Sports Programming Adds Power to Carriage-Fee Demands

Andrew Shapiro, formerly with CBS Corp., analyzes the value of sports programming. A graduate of the Benjamin N. Cardozo School of Law and a member of the New York State Bar, he may be reached at [email protected].

Just a month into the New Year, the once mainly private battles between networks and cable operators over carriage fees have erupted into front-page news. As the calendar turned to 2010, no fewer than three major carriage disputes raged, capturing the attention of industry insiders and viewers alike. Coming out of these battles: the irrevocable truth that live sports programming can drive retransmission-consent negotiations and help networks achieve the carriage fees they desire.

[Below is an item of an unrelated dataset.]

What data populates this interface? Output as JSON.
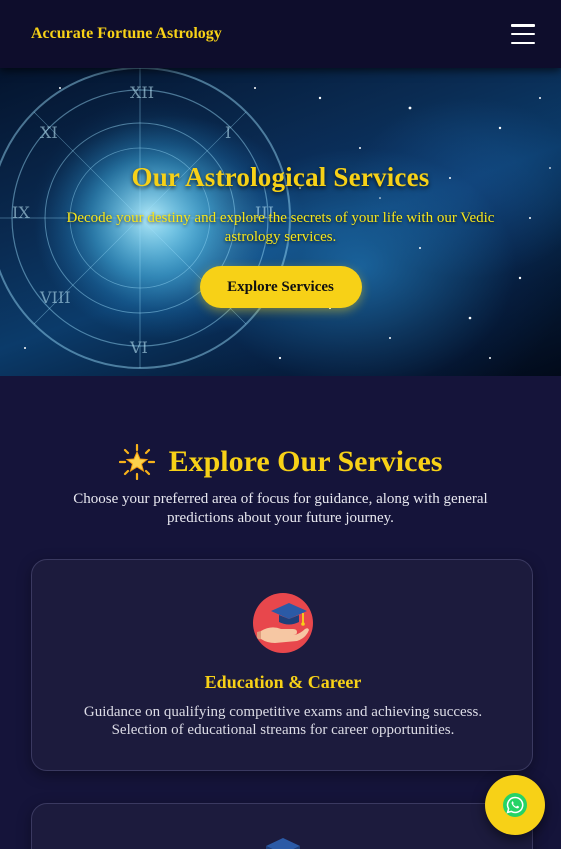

Of the recent carriage-fee disputes, it was the one between Fox and Time Warner Cable that garnered the largest headlines. And of all the possible ramifications that could have sprung from this dispute, it was the threat of Fox’s pulling its broadcast signal in advance of the Jan. 1 Sugar Bowl matchup between #3 Florida and #5 Cincinnati that inspired instant panic.

The threat of losing this single live sporting event led to a Representative’s calling for a “cooling-off period,” a suggestion from a Senator that the two parties enter into binding arbitration, a request from the FCC chairman that the parties agree to a temporary extension, and the filing of a petition for a temporary injunction from two University of Florida alums that argued that, if the game was pulled, the two men could “never be made whole.”

The threat of losing the Sugar Bowl, as well as the NFL playoffs, was perhaps the leverage that Fox needed in reaching its eventual pact with Time Warner Cable. Reports vary, but, while Fox may have missed its $1-per-subscriber goal, it does seem that the broadcaster may have set a new industry standard, higher than the 50¢ CBS had been receiving.

As the economy continues to struggle, and advertising revenues along with it, broadcasters must increasingly rely on carriage fees, as their cable-network counterparts do. Accordingly, the value of sports programming must be calculated not just in terms of the ad revenues it can generate but also in terms of its effect on carriage fees and leverage potential.

To understand the value of sports programming, consider the ongoing discord between Scripps and Cablevision. Scripps’s networks, despite an incredibly loyal audience, were off Cablevision’s lineup for almost a month, with the service provider refusing to increase the 25¢ fee it paid for the tandem of Food Network and HGTV (versus the $3-plus it surely hands over for ESPN). Cablevision has been able to dig in as it would not be able to do with a network that had the option of keeping live sports off the air.

Still, a classic chicken-and-egg scenario is manifesting itself in broadcast television’s acquisition of sports-programming rights. Broadcasters need sports programming to demand higher carriage fees, but, at the same time, they need higher carriage fees to be able to outbid their cable rivals for the content. Traditional broadcasters, which derive the vast majority of their revenue from advertising, are rapidly falling behind ESPN and other cable entities.

Most notably, this past year, ESPN outbid Fox by $100 million for the rights to carry college football’s Bowl Championship Series for the 2011-14 period. The sports network was able to do this because of the extraordinary revenue it collects through carriage fees, estimated by SNL Kagan to average $3.65 a month per subscriber. ESPN acknowledged that the bid was based on calculations looking beyond potential ad revenue.

As traditional broadcasters turn more and more to carriage fees as a revenue source, they must do the same. ESPN, like Turner and other cable networks, is already using the advantage of its higher carriage-fee revenues to acquire sports content. Both the NBA and MLB have moved post-season games (though not the Finals or World Series) to Turner Networks, and ESPN has voiced its desire to acquire Olympic rights for 2014 and 2016.

With NBC having already announced that it expects to lose $250 million on the upcoming Winter Olympics because of lower than expected ad sales, traditional broadcasters are at a crossroads. At a time when sports leagues and organizations are increasingly comfortable with moving their content to cable, broadcasters must decide whether they are willing to spend more on sports rights than they can hope to recoup with ad revenues alone.

Perhaps one solution for broadcasters is to team up with cable networks in the acquisition of sports rights. Disney has long taken advantage of its tandem of ESPN and ABC, using the cable network to justify the costs of rights while using the broadcaster to provide a broader distribution platform. The proposed joint bid between CBS and TBS for the rights to the NCAA Basketball Tournament and possibly to the Olympics follows this pattern. Their compact, though, seems to be solely for the purpose of spreading the costs: under it, the finals will alternate between CBS and TBS, meaning that CBS will not be used for broader distribution.

Regardless, with carriage fees established as a valid and growing source of revenue, it is clear that broadcasters should look past ad sales as a justification for sports-rights procurement. They must continue to make strong investments in sports programming, aiming to make up any deficiencies in ad sales through increased carriage fees in the future. Otherwise, they risk losing sports programming to cable — and, with it, the foothold they have barely established in terms of demanding carriage fees.